The more we cultivate discernment — by uncovering what life is asking of us and slowly stepping toward that — the closer we are to what we want and farther from what we don’t want.
The issue is that we are very rarely taught that our negative thoughts and actions reflect our higher desires. Instead, we swim in a murky pool of what we don’t want and criticize ourselves for being dirty.
Case Study: Yoga and Meat
For example: I have been an on-again/off-again vegetarian since I was 12. I care deeply about animals and their welfare. I care deeply about the environment. In my adolescence I heard stories of the meat industry that made the choice clear to me.
But even as I was turning up my nose at family BBQs and eating PB&J every day for 15 years, I was constantly running into obstacles.
I descend from meat-eaters. My ancestors lived where meat saved lives when the grounds were frozen. Though I had the desire to be vegetarian, I had no training on how to cook a balanced vegetarian meal until fairly recently. Even with that knowledge, I became near anemic while pregnant and still struggle to maintain adequate iron levels. I began sneaking meat — my rock bottom was hiding in a playground with a fast food hamburger — and feeling terrible about not being able to cut it as a vegetarian.
I’ve only recently been able to unpack this. I know that I value the lives of all beings, which includes both animals raised for meat and my body’s need for meat. While these might seem at odds, my discernment has led me to a wise decision that unites both – I buy meat from ethical ranchers and butchers, supplement my mainly vegetarian diet when I need it, and say a prayer of gratitude for the life I am taking before my first bite.

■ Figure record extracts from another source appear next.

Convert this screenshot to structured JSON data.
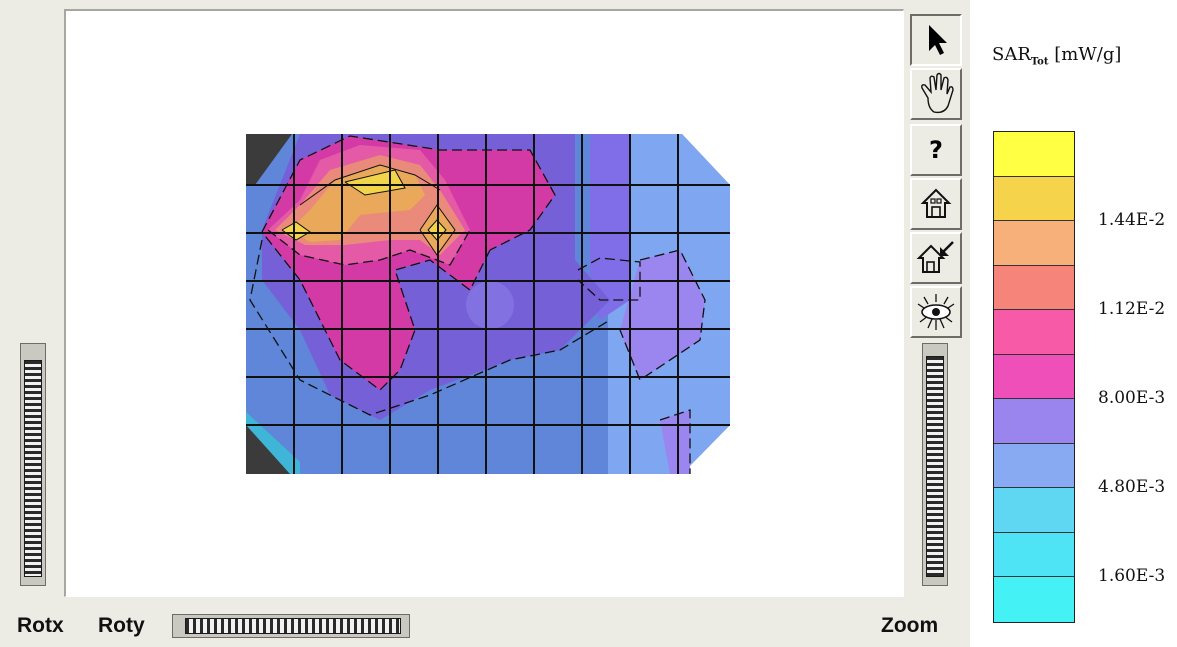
{
  "legend": {
    "title_main": "SAR",
    "title_sub": "Tot",
    "title_unit": " [mW/g]",
    "colors": [
      "#ffff44",
      "#f5d34a",
      "#f7b07a",
      "#f7847a",
      "#f75aa6",
      "#ee4fb8",
      "#9a84ee",
      "#88aaf2",
      "#5fd6f2",
      "#4ee4f6",
      "#44f2f6"
    ],
    "labels": [
      {
        "text": "1.44E-2",
        "band": 2
      },
      {
        "text": "1.12E-2",
        "band": 4
      },
      {
        "text": "8.00E-3",
        "band": 6
      },
      {
        "text": "4.80E-3",
        "band": 8
      },
      {
        "text": "1.60E-3",
        "band": 10
      }
    ]
  },
  "controls": {
    "rotx_label": "Rotx",
    "roty_label": "Roty",
    "zoom_label": "Zoom"
  },
  "tools": [
    {
      "name": "pointer-tool-button",
      "icon": "arrow-pointer-icon",
      "glyph": "➤"
    },
    {
      "name": "pan-tool-button",
      "icon": "hand-icon",
      "glyph": "✋"
    },
    {
      "name": "help-tool-button",
      "icon": "question-icon",
      "glyph": "?"
    },
    {
      "name": "home-tool-button",
      "icon": "home-icon",
      "glyph": "⌂"
    },
    {
      "name": "home-zoom-tool-button",
      "icon": "home-arrow-icon",
      "glyph": "⌂"
    },
    {
      "name": "view-tool-button",
      "icon": "eye-icon",
      "glyph": "◉"
    }
  ]
}
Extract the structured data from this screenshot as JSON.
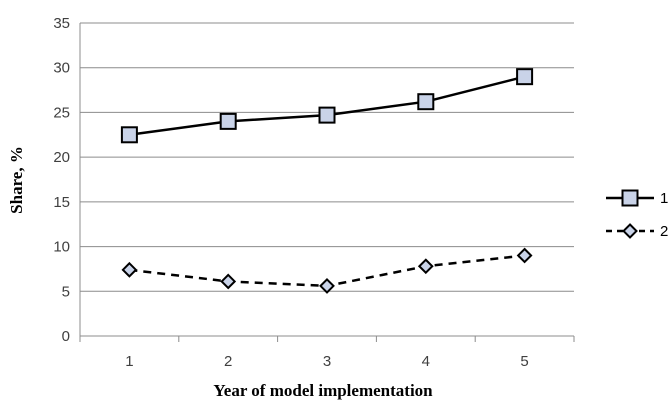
{
  "chart_data": {
    "type": "line",
    "title": "",
    "xlabel": "Year of model implementation",
    "ylabel": "Share, %",
    "x": [
      1,
      2,
      3,
      4,
      5
    ],
    "xlim": [
      0.5,
      5.5
    ],
    "ylim": [
      0,
      35
    ],
    "yticks": [
      0,
      5,
      10,
      15,
      20,
      25,
      30,
      35
    ],
    "grid": "horizontal",
    "legend_position": "right",
    "series": [
      {
        "name": "1",
        "values": [
          22.5,
          24.0,
          24.7,
          26.2,
          29.0
        ],
        "line": "solid",
        "marker": "square",
        "marker_fill": "#c9d3e8",
        "color": "#000000"
      },
      {
        "name": "2",
        "values": [
          7.4,
          6.1,
          5.6,
          7.8,
          9.0
        ],
        "line": "dashed",
        "marker": "diamond",
        "marker_fill": "#c9d3e8",
        "color": "#000000"
      }
    ]
  }
}
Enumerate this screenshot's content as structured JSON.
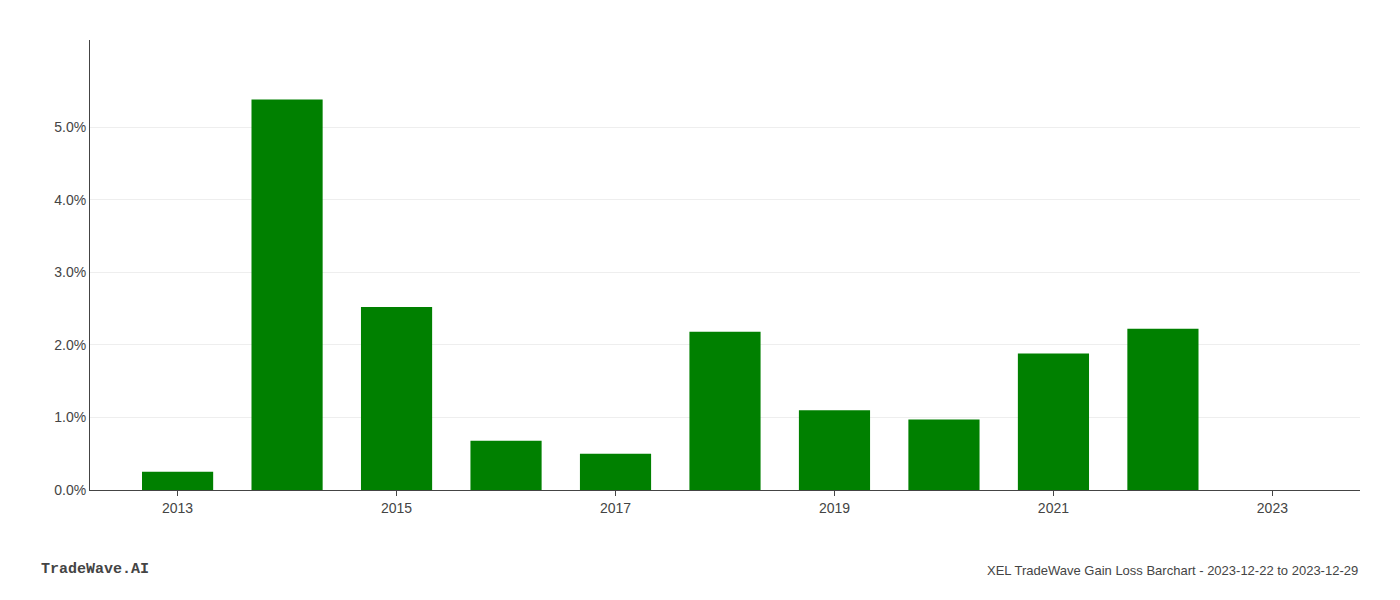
{
  "chart_data": {
    "type": "bar",
    "x": [
      2013,
      2014,
      2015,
      2016,
      2017,
      2018,
      2019,
      2020,
      2021,
      2022,
      2023
    ],
    "values": [
      0.0025,
      0.0538,
      0.0252,
      0.0068,
      0.005,
      0.0218,
      0.011,
      0.0097,
      0.0188,
      0.0222,
      0.0
    ],
    "color": "#008000",
    "xlim": [
      2012.2,
      2023.8
    ],
    "xticks": [
      2013,
      2015,
      2017,
      2019,
      2021,
      2023
    ],
    "ylim": [
      0,
      0.062
    ],
    "yticks": [
      {
        "value": 0.0,
        "label": "0.0%"
      },
      {
        "value": 0.01,
        "label": "1.0%"
      },
      {
        "value": 0.02,
        "label": "2.0%"
      },
      {
        "value": 0.03,
        "label": "3.0%"
      },
      {
        "value": 0.04,
        "label": "4.0%"
      },
      {
        "value": 0.05,
        "label": "5.0%"
      }
    ],
    "grid": true,
    "annotations": [
      "TradeWave.AI",
      "XEL TradeWave Gain Loss Barchart - 2023-12-22 to 2023-12-29"
    ]
  }
}
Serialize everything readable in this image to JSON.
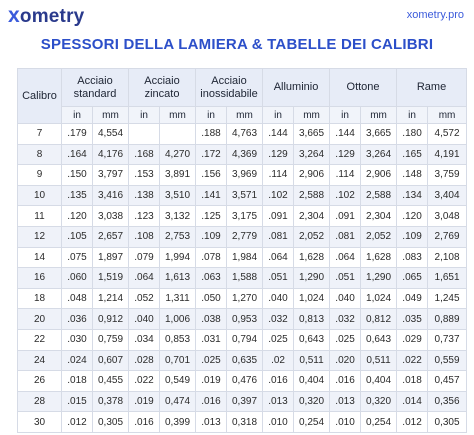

It’s a beautiful expression of my values. And because I’m right with myself, I no longer judge or accept judgment when I eat meat.
Do Your Yoga
I’m going to borrow a quote from Dolly Parton and make it work for this discussion: Find the expression of yoga you are and do it on purpose.
If you love using Sanskrit in your practice, do it. Just remember that it takes a very long time to master a second language, especially one that few people speak with authority.
If you adore yoga workshops and advanced certification programs, take them. Just remember that the depth of your practice has no beginning nor end. Yoga existed long before Yoga Alliance mapped out certification levels.
And if a three-hour daily practice fills your heart, do it. Just remember that some mornings the best form of devotion is to turn off your alarm and rest.
Seeing your individual passion for your practice is what lights up everyone who is called to this path. And it will be what carries all of us into a deeper expression.